— Я все понимаю! — бойко сыпала между тем Наденька, — все понимаю не хуже всякой другой… Бесстыдник, сударь, срамник!

Иван Самойлыч отвечал, но как-то отрывисто и бессвязно; и притом звук его голоса был так сух и беззвучно-бесстрастен, как будто ему и не шутя было больно и тошно жить на свете.

Говорил он все прежнюю историю, что вот, дескать, другие едят, другие пьют… все другие…

Наденька слушала его в страхе и трепете; никогда она не видала его столь решительным; сердце ее упало; голос замер в груди; она хотела звать на помощь и не могла; умоляя, простирала она свои маленькие ручонки к лукавому нарушителю ее спокойствия; жалобен и безмолвно-красноречив был ее взор, взывавший о пощаде… Привидение остановилось.

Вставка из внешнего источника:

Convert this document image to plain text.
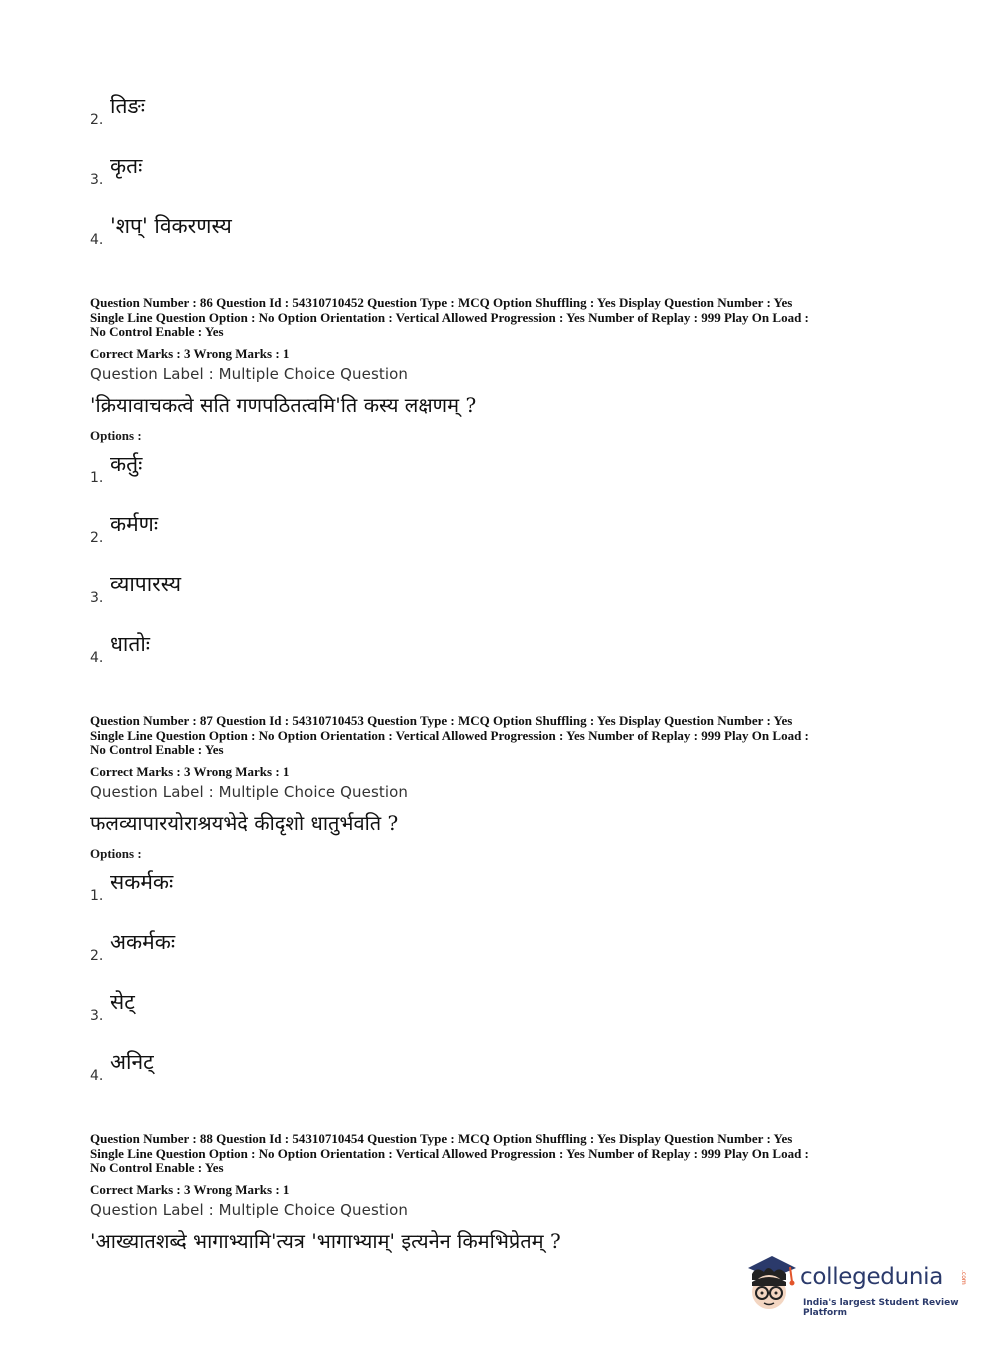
2.
तिङः
3.
कृतः
4.
'शप्' विकरणस्य
Question Number : 86 Question Id : 54310710452 Question Type : MCQ Option Shuffling : Yes Display Question Number : Yes
Single Line Question Option : No Option Orientation : Vertical Allowed Progression : Yes Number of Replay : 999 Play On Load :
No Control Enable : Yes
Correct Marks : 3 Wrong Marks : 1
Question Label : Multiple Choice Question
'क्रियावाचकत्वे सति गणपठितत्वमि'ति कस्य लक्षणम् ?
Options :
1.
कर्तुः
2.
कर्मणः
3.
व्यापारस्य
4.
धातोः
Question Number : 87 Question Id : 54310710453 Question Type : MCQ Option Shuffling : Yes Display Question Number : Yes
Single Line Question Option : No Option Orientation : Vertical Allowed Progression : Yes Number of Replay : 999 Play On Load :
No Control Enable : Yes
Correct Marks : 3 Wrong Marks : 1
Question Label : Multiple Choice Question
फलव्यापारयोराश्रयभेदे कीदृशो धातुर्भवति ?
Options :
1.
सकर्मकः
2.
अकर्मकः
3.
सेट्
4.
अनिट्
Question Number : 88 Question Id : 54310710454 Question Type : MCQ Option Shuffling : Yes Display Question Number : Yes
Single Line Question Option : No Option Orientation : Vertical Allowed Progression : Yes Number of Replay : 999 Play On Load :
No Control Enable : Yes
Correct Marks : 3 Wrong Marks : 1
Question Label : Multiple Choice Question
'आख्यातशब्दे भागाभ्यामि'त्यत्र 'भागाभ्याम्' इत्यनेन किमभिप्रेतम् ?
collegedunia	.com
India's largest Student Review Platform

— Так вам очень гадко со мною?.. — сказало оно голосом, заглушаемым накипевшими в груди рыданиями, — так я очень противен?..

— Оставьте меня! — едва слышно шептала Наденька.

Привидение не трогалось; молча стояло оно у заветного изголовья, и невольные слезы непризнанной горести, слезы оскорбленного самолюбия крались по впалым и бледным, как смерть, щекам его.

— Бог с вами! — сказало оно шепотом и медленно направило к двери шаги свои.

Наденька вздохнула свободно. Сгоряча она хотела было закричать и объявить всем и каждому, что вот, дескать, так и так; но — странное дело! — ни с того ни с сего почувствовала она, как будто в груди ее вдруг зашевелилось что-то такое, что, с одной стороны, очень и очень намекало на совесть, а с другой, могло назваться, пожалуй, и жалостью. Грустно взглянула она вслед удаляющемуся Ивану Самойлычу и даже чуть-чуть не решилась позвать его назад, чтоб объяснить ему, что не виновата же и она, что дело такой оборот приняло… И все-таки ничего не сказала, а просто посмотрела, как он вышел из комнаты, заперла поплотнее дверь, покачала головой, прибрала с полу две или три завалявшиеся бумажки и снова легла почивать.